Each of us has sat around the dinner table and experienced the universal fantasy of how we would spend lottery winnings. That life changing moment when our winning numbers are drawn and a good 80% or more of life’s problems simply disappear.

What would you do if that really happened to you? Would you go after the big house and car, give tons to charity, stiff your brother-in-law, or just blow it all having an amazing year?

What does “Luck” have to do with it anyway?

Luck. Being in the right place at the right time? Or, are some people just luckier than others? Take the case of Bob Jaracz. During the Korean War, Bob’s plane was shot down — he survived. Lucky. But, he was captured by North Koreans and spent time as a POW. Not Lucky. But, he escaped, lucky again.

In 2005, Bob won $1.1 million in the New Hampshire Megabucks game. Lucky again. For most people, that would be more than enough luck, but not for Bob. In 2009 he won again. This time he won $1,000 a week for 20 years. That’s what I’d call job security.

Do the Numbers Matter?

Our lives are filled with numbers. Do they have special powers? Do certain numbers come up more often than others? Should you pick quick picks or pick your numbers and stick with them? If your numbers never win should you keep playing the same ones over and over?

Darren Morgan and Graham Muir from Dalkeith, Scotland played the same numbers in every lottery for five years and never won anything. So, they decided to pick new numbers and guess what? They won. Not with their new numbers but their old ones. Even though they played new numbers they could not give up the old ones. Can you imagine if they had not played the old ones too?

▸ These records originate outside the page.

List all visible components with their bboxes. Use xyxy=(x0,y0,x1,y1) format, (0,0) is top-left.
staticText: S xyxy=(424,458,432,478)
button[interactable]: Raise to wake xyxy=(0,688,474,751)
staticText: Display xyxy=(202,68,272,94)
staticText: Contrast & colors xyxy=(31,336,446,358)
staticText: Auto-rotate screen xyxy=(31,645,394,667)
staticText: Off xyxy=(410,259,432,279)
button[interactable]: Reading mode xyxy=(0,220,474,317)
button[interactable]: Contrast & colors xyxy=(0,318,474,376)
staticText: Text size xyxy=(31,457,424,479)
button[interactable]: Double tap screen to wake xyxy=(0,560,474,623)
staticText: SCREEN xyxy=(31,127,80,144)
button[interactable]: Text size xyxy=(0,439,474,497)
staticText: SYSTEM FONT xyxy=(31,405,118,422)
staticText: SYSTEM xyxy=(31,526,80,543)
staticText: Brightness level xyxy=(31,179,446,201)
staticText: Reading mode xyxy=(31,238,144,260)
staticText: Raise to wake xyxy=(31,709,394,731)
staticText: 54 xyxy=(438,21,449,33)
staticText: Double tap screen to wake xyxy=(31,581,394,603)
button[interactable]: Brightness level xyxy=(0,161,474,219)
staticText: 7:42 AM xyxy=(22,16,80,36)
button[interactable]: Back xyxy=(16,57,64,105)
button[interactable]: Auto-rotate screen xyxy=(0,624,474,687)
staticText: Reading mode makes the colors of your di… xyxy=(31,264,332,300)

What about taxes and payouts?

Most large lottery jackpots give you the option of a lump sum payout, usually half the winning amount, or payments, usually over a 20-25 year period. Which is the better option?

Most money managers agree that taking the payments is the smarter decision. Lump sum payments have huge tax consequences right away and can also cause estate taxes down the road. With payments, it’s possible, in some states, to pass the payments on to heirs in case of death.

The other primary reason most people favor payments is discipline in handling money. Many lottery winners who have never had money blow through it in a matter of a few months and end up with astronomical debts and eventual bankruptcy. Learning to handle money over time will give the winners a better chance of adapting their lives to more success over time.

Some Final Thoughts

I must confess that I am an infrequent lottery player. I have won $300 twice in my lottery life. I have won $2 to $5 numerous times. So I guess you could consider me a lottery winner too.  Many refer to the Lottery as the poor man’s retirement plan. But gambling or not, it’s fun to imagine sticking your ticket in that little red machine and seeing, “Winner! Please See Cashier.”